Search code examples
regexextract

Does regexp_extract work for multiple patterns?-Spark sql


Pattern 1:Delimited by |

Input : a|b|c|d     
Output: a|b|c|d 

Pick everything when delimited by a single pipe

Pattern 2:Delimited by | and ||
Example1:

Input :a|b||c||d       
Output:a|b||c   

Pick everything before last double pipe

Example2:

Input :a|b||c|d     
Output:a|b   

Pattern 3:Beginning of the string can have multiple pipes(odd or even) and further be deilimited by | and ||

Input :|||a|b||c||d     
Output:|||a|b||c 

Pick everything before last double pipe ,beginning of the string might have odd or even pipes and they must be selected.

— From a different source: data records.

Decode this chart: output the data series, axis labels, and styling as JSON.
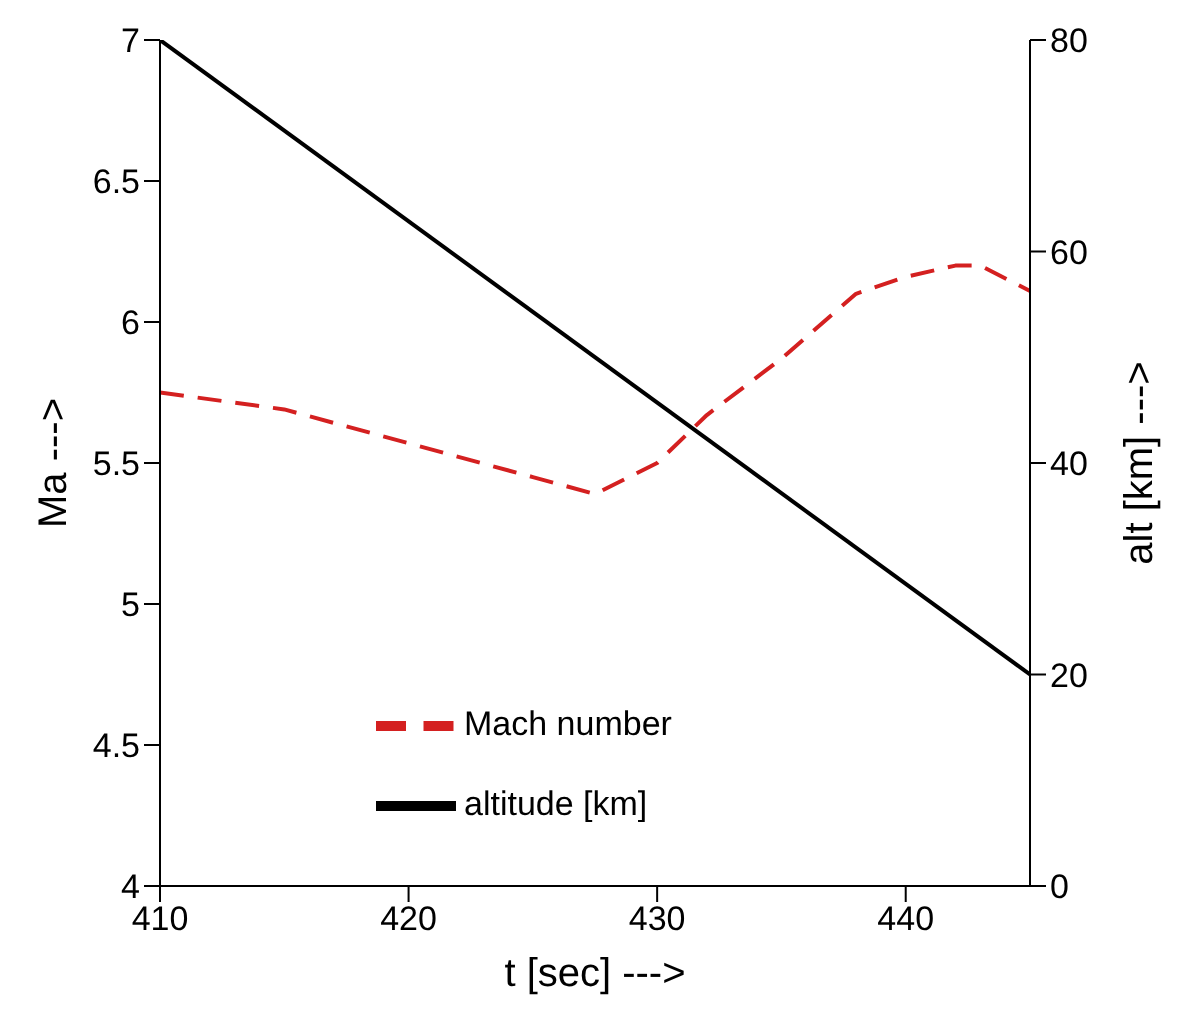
{
  "chart_data": {
    "type": "line",
    "xlabel": "t [sec] --->",
    "ylabel": "Ma --->",
    "y2label": "alt [km] --->",
    "xlim": [
      410,
      445
    ],
    "xticks": [
      410,
      420,
      430,
      440
    ],
    "ylim": [
      4,
      7
    ],
    "yticks": [
      4,
      4.5,
      5,
      5.5,
      6,
      6.5,
      7
    ],
    "y2lim": [
      0,
      80
    ],
    "y2ticks": [
      0,
      20,
      40,
      60,
      80
    ],
    "grid": false,
    "legend": "bottom",
    "marker": "none",
    "series": [
      {
        "name": "altitude [km]",
        "color": "#000000",
        "axis": "y2",
        "line_style": "solid",
        "x": [
          410,
          445
        ],
        "values": [
          80,
          20
        ]
      },
      {
        "name": "Mach number",
        "color": "#d42020",
        "line_style": "dashed",
        "x": [
          410,
          415,
          420,
          425,
          427.5,
          430,
          432,
          435,
          438,
          440,
          442,
          443,
          445
        ],
        "values": [
          5.75,
          5.69,
          5.57,
          5.45,
          5.39,
          5.5,
          5.67,
          5.87,
          6.1,
          6.16,
          6.2,
          6.2,
          6.11
        ]
      }
    ]
  }
}
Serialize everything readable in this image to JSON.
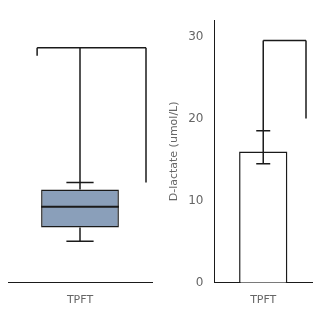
{
  "chart_data": [
    {
      "type": "box",
      "categories": [
        "TPFT"
      ],
      "q1": [
        8.0
      ],
      "median": [
        11.0
      ],
      "q3": [
        13.5
      ],
      "whisker_low": [
        6.0
      ],
      "whisker_high": [
        14.5
      ],
      "bracket_y": 34.0,
      "color": "#8a9fba",
      "ylim": [
        0,
        38
      ],
      "grid": false,
      "tick_labels": "x"
    },
    {
      "type": "bar",
      "categories": [
        "TPFT"
      ],
      "values": [
        16.0
      ],
      "error_low": [
        1.5
      ],
      "error_high": [
        2.5
      ],
      "bracket_y": 29.5,
      "bracket_drop_right": 20.0,
      "color": "#ffffff",
      "ylabel": "D-lactate (umol/L)",
      "ylim": [
        0,
        32
      ],
      "yticks": [
        0,
        10,
        20,
        30
      ],
      "grid": false
    }
  ]
}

Below covers all except scenario 1,My requirement is to cover all scenarios in one regexp_extract spark.sql("select regexp_extract('name|place|thing|ink', '(.*)(?=\\\\|\\\\|)') as demo").show(false)

If it can not be done in one regexp_extract.Can you suggest other options.

Please advise.


Solution

  • Use the following RegEx:

    ^(\|*(?:(?!\|\|(?!.*\|\|)).)*)
    

    See the RegEx Demo showing all the matches

    This is a rather complicated requirement and requires the use of Tempered Greedy Token together with Negative Lookahead within the Tempering pattern. Let me explain the logics below:

    Logics

    • ^ to match only from the beginning of string
    • (...) enclose the entire pattern after ^ to make it a capturing group
    • \|* for the requirement of Pattern 3 to match the multiple | at the beginning, as many as possible (hence use greedy *)
    • (?:(?!...).)* this is the main construct (skeleton) of Tempered Greedy Token whose details I will explain below:
    • \|\|(?!.*\|\|) this is the main body (core) of the Tempered Greedy Token. The first part before ( is to ensure the characters match up to but not including the pattern || The second part (?!.*\|\|) is to ensure the || pattern in the first part is not followed by any other double pipes || somewhere after, as per the requirement.

    In fact, I think the question is quite interesting and requires sophisticated features of RegEx to support it. This is also the first example I seen so far that requires a Negative Lookahead within a Tempered Greedy Token construct.